Video: ‘Dreams are coming true’: ‘DREAM BOLDLY The Grand AdvenChair’ film, featuring inventor Geoff Babb, to debut at COCC

"DREAM BOLDLY The Grand AdvenChair" is a documentary film by Outback Film that's making its debut Friday, March 22, 2024, evening at Central Oregon Community College in Bend, Oregon. The 48-minute documentary features the story of Bend adventurer, entrepreneur, and disability advocate Geoff Babb and the effort that led to the creation of the AdvenChair. KTVZ interviews Babb and Outback Film Director Marcia Volk a few days prior to the event.

 

KTVZ interviews Babb and Outback Film Director Marcia Volk a few days prior to the event.

 

"DREAM BOLDLY: The Grand AdvenChair" is a documentary film that's making its debut Friday evening at Central Oregon Community College.

The 48-minute documentary features the story of Bend adventurer, entrepreneur and disability advocate Geoff Babb and the effort that led to the creation of the AdvenChair.

Babb suffered a near-fatal brain stem stroke that left him in a wheelchair and with only limited use of one hand. While the stroke forever changed his ability to move, Babb created a different way to enjoy the outdoors.

 

"His incredible and infectious will to dream boldly made me want to do the same," film director Marcia Volk said of Babb. "It was always my dream to create a documentary, and now we’ve both realized huge dreams.”

 
 

The AdvenChair, Babb's invention, is an all-terrain human-powered wheelchair that lets people with disabilities get off the beaten path.

"We built this chair from the ground up," Babb said Wednesday. "We used mountain bike parts, mountain bike wheels, brakes and a seat from a sit-ski." Babb said.

In the film, he takes the wheelchair on a rigorous four-day expedition down and back out of the Grand Canyon. 

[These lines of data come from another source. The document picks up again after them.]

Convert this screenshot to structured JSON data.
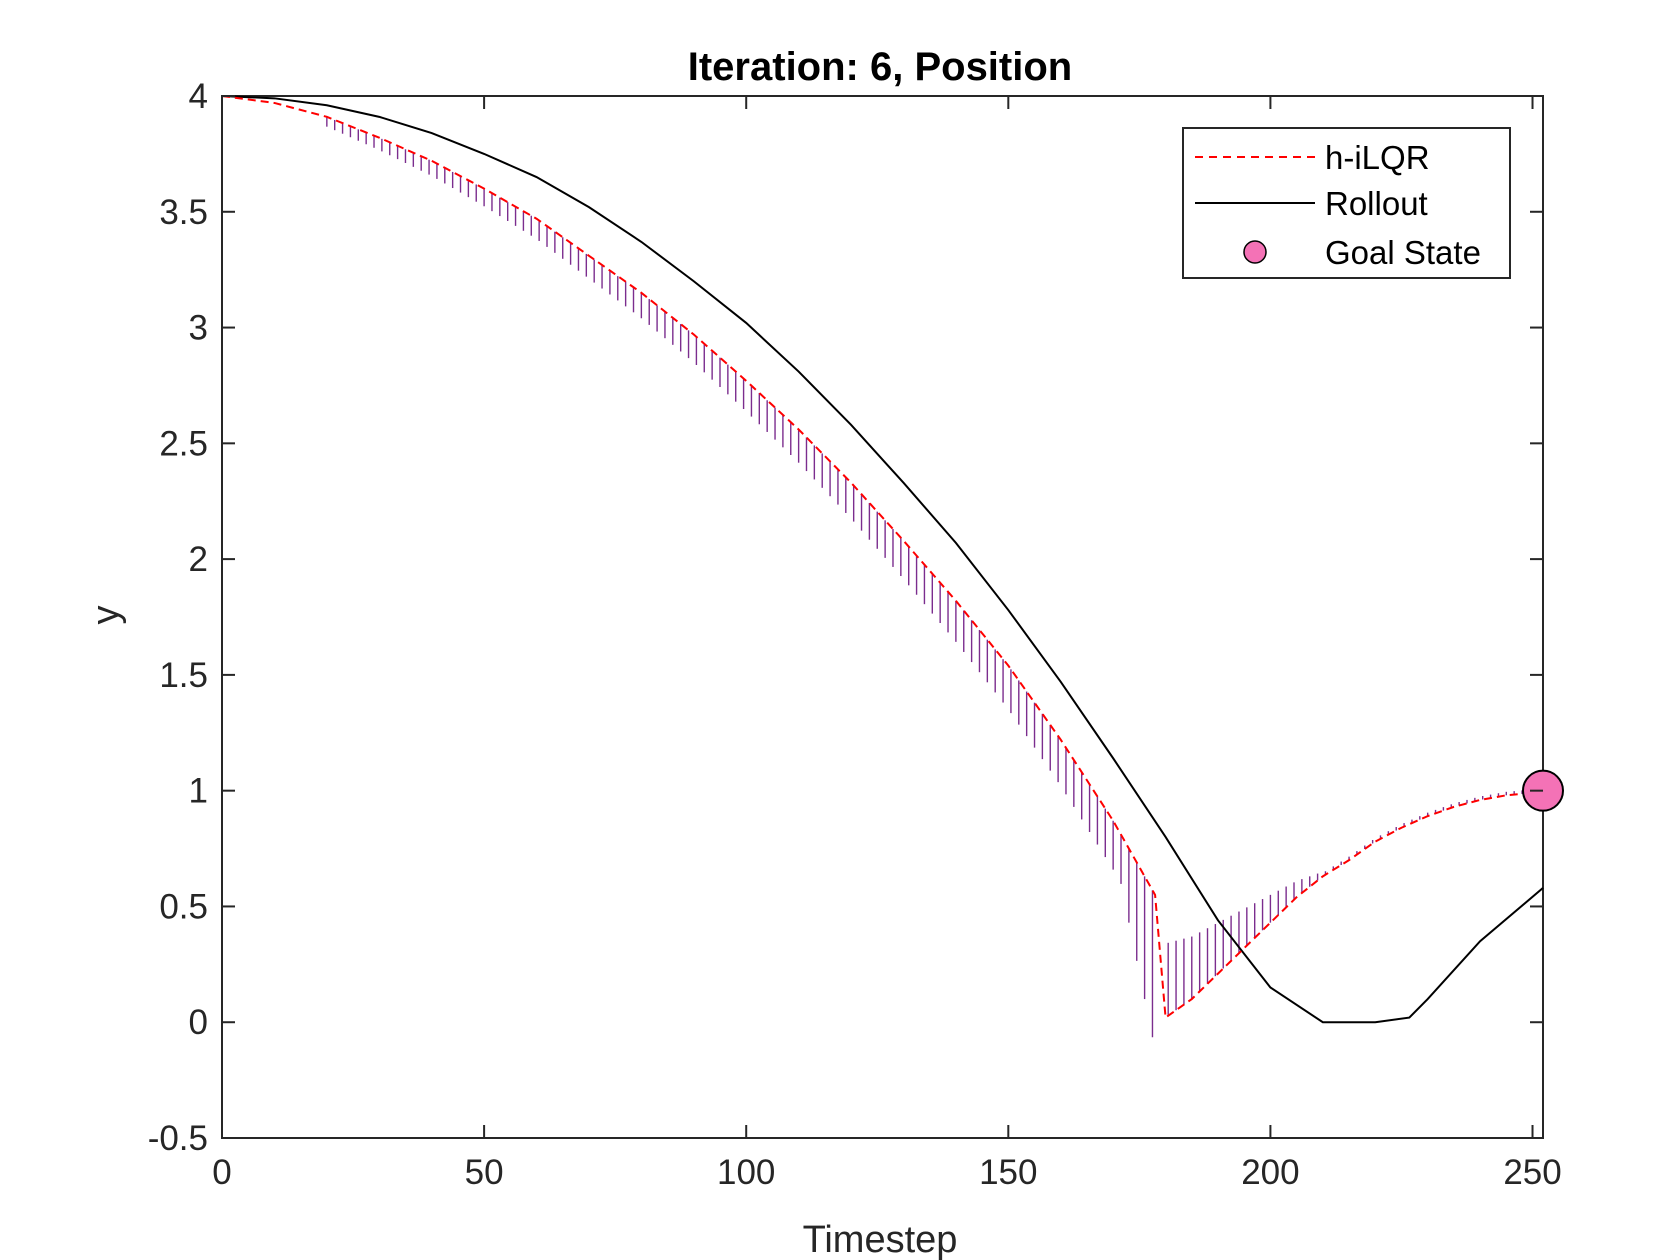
{
  "chart_data": {
    "type": "line",
    "title": "Iteration: 6, Position",
    "xlabel": "Timestep",
    "ylabel": "y",
    "xlim": [
      0,
      252
    ],
    "ylim": [
      -0.5,
      4
    ],
    "xticks": [
      0,
      50,
      100,
      150,
      200,
      250
    ],
    "yticks": [
      -0.5,
      0,
      0.5,
      1,
      1.5,
      2,
      2.5,
      3,
      3.5,
      4
    ],
    "ytick_labels": [
      "-0.5",
      "0",
      "0.5",
      "1",
      "1.5",
      "2",
      "2.5",
      "3",
      "3.5",
      "4"
    ],
    "legend_position": "top-right",
    "grid": false,
    "series": [
      {
        "name": "h-iLQR",
        "style": "dashed",
        "color": "#ff0000",
        "x": [
          0,
          10,
          20,
          30,
          40,
          50,
          60,
          70,
          80,
          90,
          100,
          110,
          120,
          130,
          140,
          150,
          160,
          170,
          178,
          180,
          185,
          190,
          195,
          200,
          205,
          210,
          215,
          220,
          225,
          230,
          235,
          240,
          245,
          250,
          252
        ],
        "y": [
          4.0,
          3.97,
          3.91,
          3.82,
          3.72,
          3.6,
          3.47,
          3.31,
          3.15,
          2.97,
          2.77,
          2.56,
          2.33,
          2.08,
          1.82,
          1.54,
          1.22,
          0.87,
          0.55,
          0.02,
          0.1,
          0.21,
          0.32,
          0.43,
          0.54,
          0.63,
          0.7,
          0.78,
          0.84,
          0.89,
          0.93,
          0.96,
          0.98,
          0.99,
          1.0
        ]
      },
      {
        "name": "Rollout",
        "style": "solid",
        "color": "#000000",
        "x": [
          0,
          10,
          20,
          30,
          40,
          50,
          60,
          70,
          80,
          90,
          100,
          110,
          120,
          130,
          140,
          150,
          160,
          170,
          180,
          190,
          200,
          210,
          220,
          226.5,
          230,
          240,
          252
        ],
        "y": [
          4.0,
          3.99,
          3.96,
          3.91,
          3.84,
          3.75,
          3.65,
          3.52,
          3.37,
          3.2,
          3.02,
          2.81,
          2.58,
          2.33,
          2.07,
          1.78,
          1.47,
          1.14,
          0.8,
          0.44,
          0.15,
          0.0,
          0.0,
          0.02,
          0.1,
          0.35,
          0.58
        ]
      },
      {
        "name": "Goal State",
        "style": "marker",
        "color": "#f472b6",
        "x": [
          252
        ],
        "y": [
          1.0
        ]
      }
    ],
    "hatch_color": "#7b2d8e"
  }
}
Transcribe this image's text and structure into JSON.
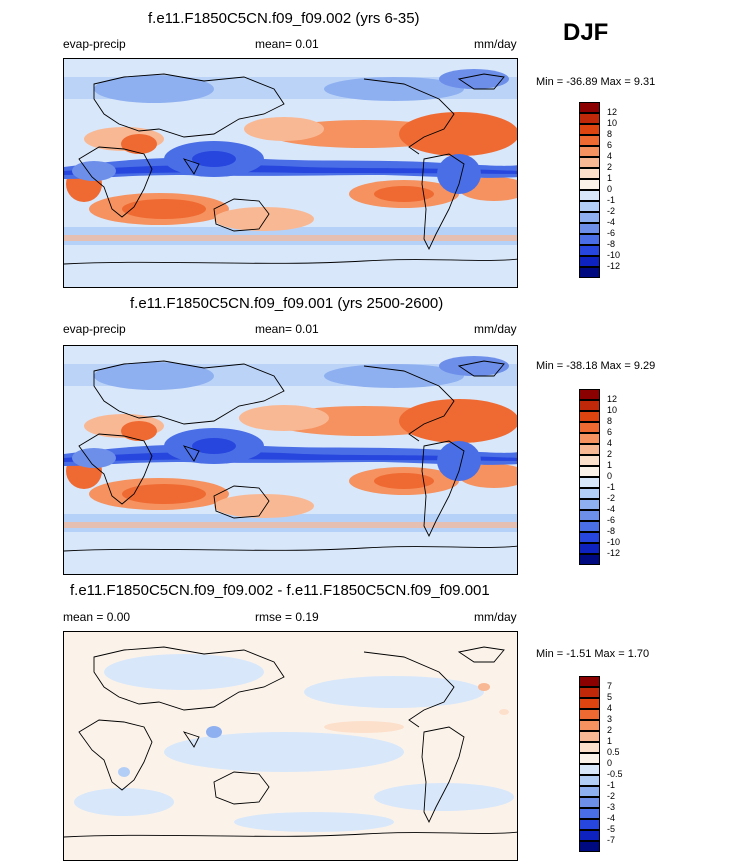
{
  "season": "DJF",
  "panels": [
    {
      "title": "f.e11.F1850C5CN.f09_f09.002 (yrs 6-35)",
      "left_label": "evap-precip",
      "center_label": "mean=  0.01",
      "right_label": "mm/day",
      "minmax": "Min = -36.89 Max =   9.31",
      "field_mean": 0.01,
      "field_min": -36.89,
      "field_max": 9.31,
      "colorbar": {
        "colors": [
          "#8b0000",
          "#c0280a",
          "#dd4410",
          "#ef6a32",
          "#f5925f",
          "#f9b894",
          "#fde0cc",
          "#fbf3ea",
          "#d8e7fa",
          "#b3cef6",
          "#8fb0f0",
          "#6d8fea",
          "#4a6ee6",
          "#2646dd",
          "#0e22c0",
          "#000a80"
        ],
        "labels": [
          "12",
          "10",
          "8",
          "6",
          "4",
          "2",
          "1",
          "0",
          "-1",
          "-2",
          "-4",
          "-6",
          "-8",
          "-10",
          "-12"
        ]
      }
    },
    {
      "title": "f.e11.F1850C5CN.f09_f09.001 (yrs 2500-2600)",
      "left_label": "evap-precip",
      "center_label": "mean=  0.01",
      "right_label": "mm/day",
      "minmax": "Min = -38.18 Max =   9.29",
      "field_mean": 0.01,
      "field_min": -38.18,
      "field_max": 9.29,
      "colorbar": {
        "colors": [
          "#8b0000",
          "#c0280a",
          "#dd4410",
          "#ef6a32",
          "#f5925f",
          "#f9b894",
          "#fde0cc",
          "#fbf3ea",
          "#d8e7fa",
          "#b3cef6",
          "#8fb0f0",
          "#6d8fea",
          "#4a6ee6",
          "#2646dd",
          "#0e22c0",
          "#000a80"
        ],
        "labels": [
          "12",
          "10",
          "8",
          "6",
          "4",
          "2",
          "1",
          "0",
          "-1",
          "-2",
          "-4",
          "-6",
          "-8",
          "-10",
          "-12"
        ]
      }
    },
    {
      "title": "f.e11.F1850C5CN.f09_f09.002 - f.e11.F1850C5CN.f09_f09.001",
      "left_label": "mean =  0.00",
      "center_label": "rmse =  0.19",
      "right_label": "mm/day",
      "minmax": "Min = -1.51 Max =   1.70",
      "field_mean": 0.0,
      "field_rmse": 0.19,
      "field_min": -1.51,
      "field_max": 1.7,
      "colorbar": {
        "colors": [
          "#8b0000",
          "#c0280a",
          "#dd4410",
          "#ef6a32",
          "#f5925f",
          "#f9b894",
          "#fde0cc",
          "#fbf3ea",
          "#d8e7fa",
          "#b3cef6",
          "#8fb0f0",
          "#6d8fea",
          "#4a6ee6",
          "#2646dd",
          "#0e22c0",
          "#000a80"
        ],
        "labels": [
          "7",
          "5",
          "4",
          "3",
          "2",
          "1",
          "0.5",
          "0",
          "-0.5",
          "-1",
          "-2",
          "-3",
          "-4",
          "-5",
          "-7"
        ]
      }
    }
  ]
}
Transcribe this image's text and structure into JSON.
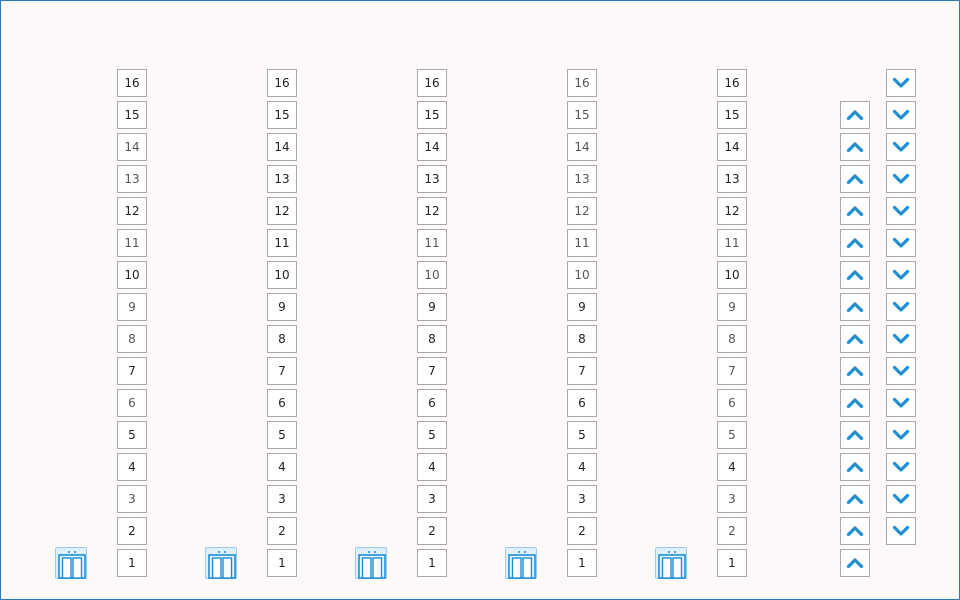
{
  "floors": [
    "16",
    "15",
    "14",
    "13",
    "12",
    "11",
    "10",
    "9",
    "8",
    "7",
    "6",
    "5",
    "4",
    "3",
    "2",
    "1"
  ],
  "elevators": [
    {
      "name": "elevator-1",
      "current_floor": "1"
    },
    {
      "name": "elevator-2",
      "current_floor": "1"
    },
    {
      "name": "elevator-3",
      "current_floor": "1"
    },
    {
      "name": "elevator-4",
      "current_floor": "1"
    },
    {
      "name": "elevator-5",
      "current_floor": "1"
    }
  ],
  "call_buttons": {
    "up_floors": [
      "15",
      "14",
      "13",
      "12",
      "11",
      "10",
      "9",
      "8",
      "7",
      "6",
      "5",
      "4",
      "3",
      "2",
      "1"
    ],
    "down_floors": [
      "16",
      "15",
      "14",
      "13",
      "12",
      "11",
      "10",
      "9",
      "8",
      "7",
      "6",
      "5",
      "4",
      "3",
      "2"
    ],
    "up_icon": "chevron-up-icon",
    "down_icon": "chevron-down-icon"
  },
  "colors": {
    "accent": "#1e8fd6",
    "elevator_fill": "#dff0fb",
    "background": "#fdf9f9",
    "border": "#2a78b8"
  }
}
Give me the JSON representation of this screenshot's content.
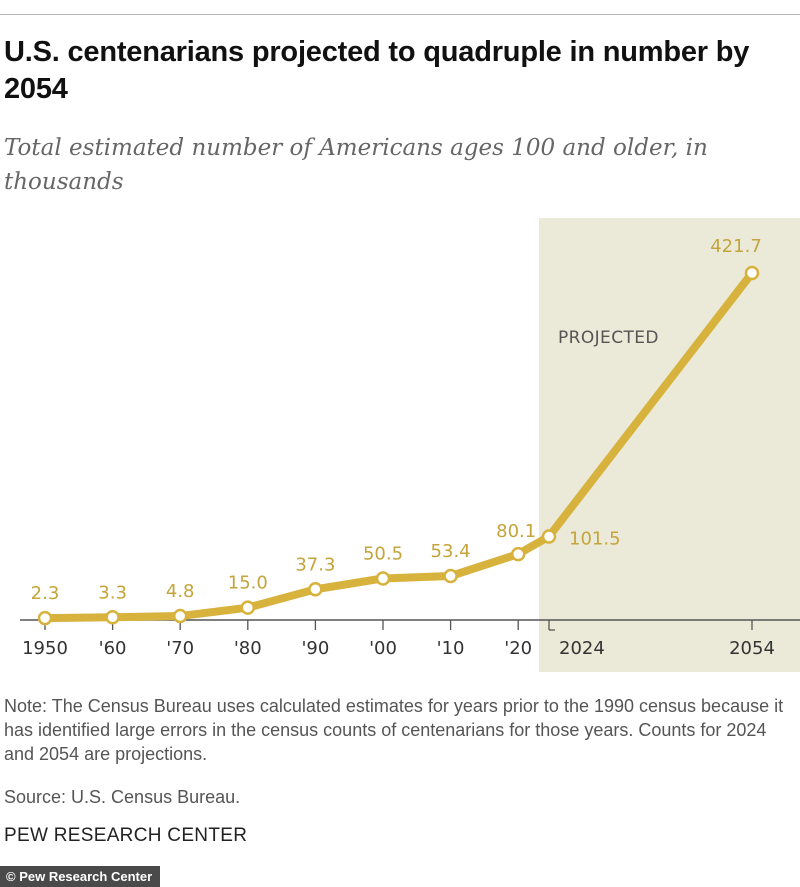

"After a stroke or some injury or illness, things will be different. But it doesn't mean you can't do things. You just have to find a different way to do them." Babb said. "Until you're really there, it's hard to imagine what it was like. I'm really excited to share that."

The documentary is currently in review by film festivals from coast to coast, and even the famous festival in Cannes, France.

"Thanks to Geoff, both of our dreams are coming true." Volk said.

The debut event takes place on Friday from 5-7 p.m. at Wille Hall on COCC’s Bend campus and will feature a presentation and Q&A with the filmmakers and expedition team following the film.  Tickets are free, but donations are encouraged to support the film.

The Oregon Outdoor Alliance and Stroke Awareness Oregon also will be attending, to share information about their organizations’ important work in Central Oregon.